Samstag, Juli 27, 2024

Wissenschaftler solidarisieren sich mit Klebe-Aktivisten

Dienstagfrüh lud eine Gruppe von Wissenschaftlern zu einer Pressekonferenz mitten am Wiener Praterstern, um sich mit der “Letzten Generation” zu solidarisieren. Die Redebeiträge wurden plötzlich von wildem Hupen unterbrochen.

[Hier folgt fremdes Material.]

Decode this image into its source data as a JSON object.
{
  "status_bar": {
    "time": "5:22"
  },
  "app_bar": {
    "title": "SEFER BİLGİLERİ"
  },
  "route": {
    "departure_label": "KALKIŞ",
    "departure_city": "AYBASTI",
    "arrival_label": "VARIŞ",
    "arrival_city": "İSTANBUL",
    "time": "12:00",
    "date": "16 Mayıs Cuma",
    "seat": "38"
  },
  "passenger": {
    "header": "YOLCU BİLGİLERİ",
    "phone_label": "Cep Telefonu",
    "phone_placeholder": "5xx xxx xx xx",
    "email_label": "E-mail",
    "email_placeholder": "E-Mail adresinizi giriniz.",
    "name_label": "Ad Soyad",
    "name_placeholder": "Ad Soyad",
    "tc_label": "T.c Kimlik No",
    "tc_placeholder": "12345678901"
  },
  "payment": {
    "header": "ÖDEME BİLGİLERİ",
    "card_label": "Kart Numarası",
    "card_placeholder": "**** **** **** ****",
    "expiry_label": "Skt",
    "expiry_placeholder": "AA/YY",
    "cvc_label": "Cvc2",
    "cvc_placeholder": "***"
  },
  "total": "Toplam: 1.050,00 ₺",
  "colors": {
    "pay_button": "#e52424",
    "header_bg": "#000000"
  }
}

Wien, 10. Jänner 2023 | Scientists for Future hatten für Montag, acht Uhr zu einer ungewöhnlichen Pressekonferenz am Wiener Praterstern eingeladen. In der Einladung hatte man gebeten, pünktlich zu sein. Dann wurde der Start der Pressekonferenz um zehn Minuten verschoben, weil Initiator Reinhard Steurer, Professor für Klimapolitik an der Universität für Bodenkultur (BOKU) in Wien, aufgrund einer Betriebsstörung in den öffentlichen Verkehrsmitteln feststeckte.

Als Steurer schließlich mithilfe eines Mikrofons das Wort ergriff, machte er sich die Umstände gleich als „Eröffnungsgag“ zunutze: Der Beginn der Veranstaltung sei ebenso verspätet wie die österreichische Klimapolitik. Bald war auch klar, wieso die Wissenschaftler Zeit und Ort gewählt hatten.

Solidarität mit „Letzter Generation“

„Wir sind hier weit außerhalb unserer örtlichen und zeitlichen Komfortzone“, nahm Steurer Bezug auf die frühmorgendliche Pressekonferenz mitten im Wiener Frühverkehr an einem der größten Verkehrsknotenpunkte der Stadt. Man sei da, um sich mit den Klima-Aktivisten zu solidarisieren, „die lästig sind mit ihren Aktionen und eine Bereicherung für die Demokratie“.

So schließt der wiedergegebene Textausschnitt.